Until the present day, the prescriptive authority of the classics over spoken and written language has been nowhere so unchallenged as in France—the Académie française and Comédie française spring to mind—where the legitimate existence of a canon has never been questioned in principal—unlike in Germany. No single individual has been so comprehensively canonized in any national literature as William Shakespeare and his oeuvre in the Anglosphere. Shakespeare’s unmatched position also explains why “drama” occupies so prominent a position in the teaching of literature and literary scholarship. It is difficult to imagine that a person might complete secondary education without at some point playing a Shakespeare role and reciting his lines. On the other hand, no national canon of classics has been so narrowly defined, so undisputed, and so chronologically removed as Dante, Boccaccio, and Petrarch, the “three jewels” of Italian literature. That might be because, until now, in no other culture has the literary canon and the language shaped by its authors become so manifest a part of the national identity as in Italy. If we may speak of a national literary canon in Japan, two main theatrical genres are central: Noh and Kabuki, which originated in the seventeenth and eighteenth centuries. Yet it is not the authors of drama that exemplify this canon so much as the great thespian dynasties, on whose members the state has conferred the status of “national treasure.” A notable peculiarity of the Spanish literary canon is apparent in the status that the protagonists of its texts have attained, rivaling that of classic authors, to the extent that protagonists have superseded their creators—and sometimes even stand in their place. In the middle of the Plaza de España in Madrid there is a sculpture of Don Quixote and Sancho Panza, not one of Miguel de Cervantes.

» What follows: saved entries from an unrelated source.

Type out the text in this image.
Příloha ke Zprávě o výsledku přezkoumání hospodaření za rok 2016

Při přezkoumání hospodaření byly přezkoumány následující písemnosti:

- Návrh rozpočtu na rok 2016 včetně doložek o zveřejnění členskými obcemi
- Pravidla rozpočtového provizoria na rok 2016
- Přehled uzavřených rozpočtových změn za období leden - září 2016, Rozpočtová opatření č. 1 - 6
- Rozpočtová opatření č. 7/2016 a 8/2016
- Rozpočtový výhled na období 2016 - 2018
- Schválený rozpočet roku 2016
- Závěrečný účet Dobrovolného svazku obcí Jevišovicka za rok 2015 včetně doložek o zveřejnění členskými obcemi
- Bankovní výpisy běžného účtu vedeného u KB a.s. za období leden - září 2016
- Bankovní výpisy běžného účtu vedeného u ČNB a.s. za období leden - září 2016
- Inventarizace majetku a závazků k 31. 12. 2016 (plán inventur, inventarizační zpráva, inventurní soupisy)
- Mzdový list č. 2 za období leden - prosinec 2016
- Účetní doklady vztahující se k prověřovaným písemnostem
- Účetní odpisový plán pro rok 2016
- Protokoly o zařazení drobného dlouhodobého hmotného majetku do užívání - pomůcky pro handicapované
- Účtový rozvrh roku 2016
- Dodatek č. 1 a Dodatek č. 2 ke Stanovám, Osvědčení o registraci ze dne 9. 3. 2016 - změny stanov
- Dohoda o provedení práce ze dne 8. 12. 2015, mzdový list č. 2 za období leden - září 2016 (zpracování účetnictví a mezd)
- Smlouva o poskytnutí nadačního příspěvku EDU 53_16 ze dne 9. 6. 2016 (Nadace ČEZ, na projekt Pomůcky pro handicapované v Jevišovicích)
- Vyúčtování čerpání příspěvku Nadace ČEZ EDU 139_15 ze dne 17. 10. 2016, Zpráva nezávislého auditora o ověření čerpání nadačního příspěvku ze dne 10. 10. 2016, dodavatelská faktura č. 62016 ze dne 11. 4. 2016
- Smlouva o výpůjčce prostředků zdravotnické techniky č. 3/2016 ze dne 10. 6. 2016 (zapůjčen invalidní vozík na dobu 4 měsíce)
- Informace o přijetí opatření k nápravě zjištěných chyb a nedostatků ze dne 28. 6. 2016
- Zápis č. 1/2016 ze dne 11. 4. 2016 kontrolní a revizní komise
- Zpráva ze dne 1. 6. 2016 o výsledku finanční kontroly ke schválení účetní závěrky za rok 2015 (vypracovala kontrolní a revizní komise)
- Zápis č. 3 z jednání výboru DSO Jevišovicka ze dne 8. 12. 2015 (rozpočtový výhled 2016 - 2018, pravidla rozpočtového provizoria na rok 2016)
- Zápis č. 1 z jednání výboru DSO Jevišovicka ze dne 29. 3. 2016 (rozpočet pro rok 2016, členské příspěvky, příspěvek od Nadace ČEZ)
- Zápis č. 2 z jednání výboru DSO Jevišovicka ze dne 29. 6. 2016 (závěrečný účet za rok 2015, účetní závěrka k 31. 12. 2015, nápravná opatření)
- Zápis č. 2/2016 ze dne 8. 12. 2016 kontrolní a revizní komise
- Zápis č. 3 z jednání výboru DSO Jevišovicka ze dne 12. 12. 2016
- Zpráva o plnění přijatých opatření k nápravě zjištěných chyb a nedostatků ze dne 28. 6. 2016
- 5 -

And what is the distinctive tone of the German literary canon? It betrays itself in intensive reflection on the assumptions and values that have informed the reading of classic texts in German culture for 250 years, possibly owing to the vicissitudes of history. For German purposes it has almost always been difficult to locate and claim a direct route to classics. Precisely this unusual quality has generated the sometimes rather exaggerated impartiality so popular among nonprofessional readers that Marcel Reich-Ranicki deploys when he writes about his favorite texts as “classics.” Yet the German inclination to intense reflection seems to survive him, and even more complex alterations in our relationship with classic texts, that the new chronotope has set in motion.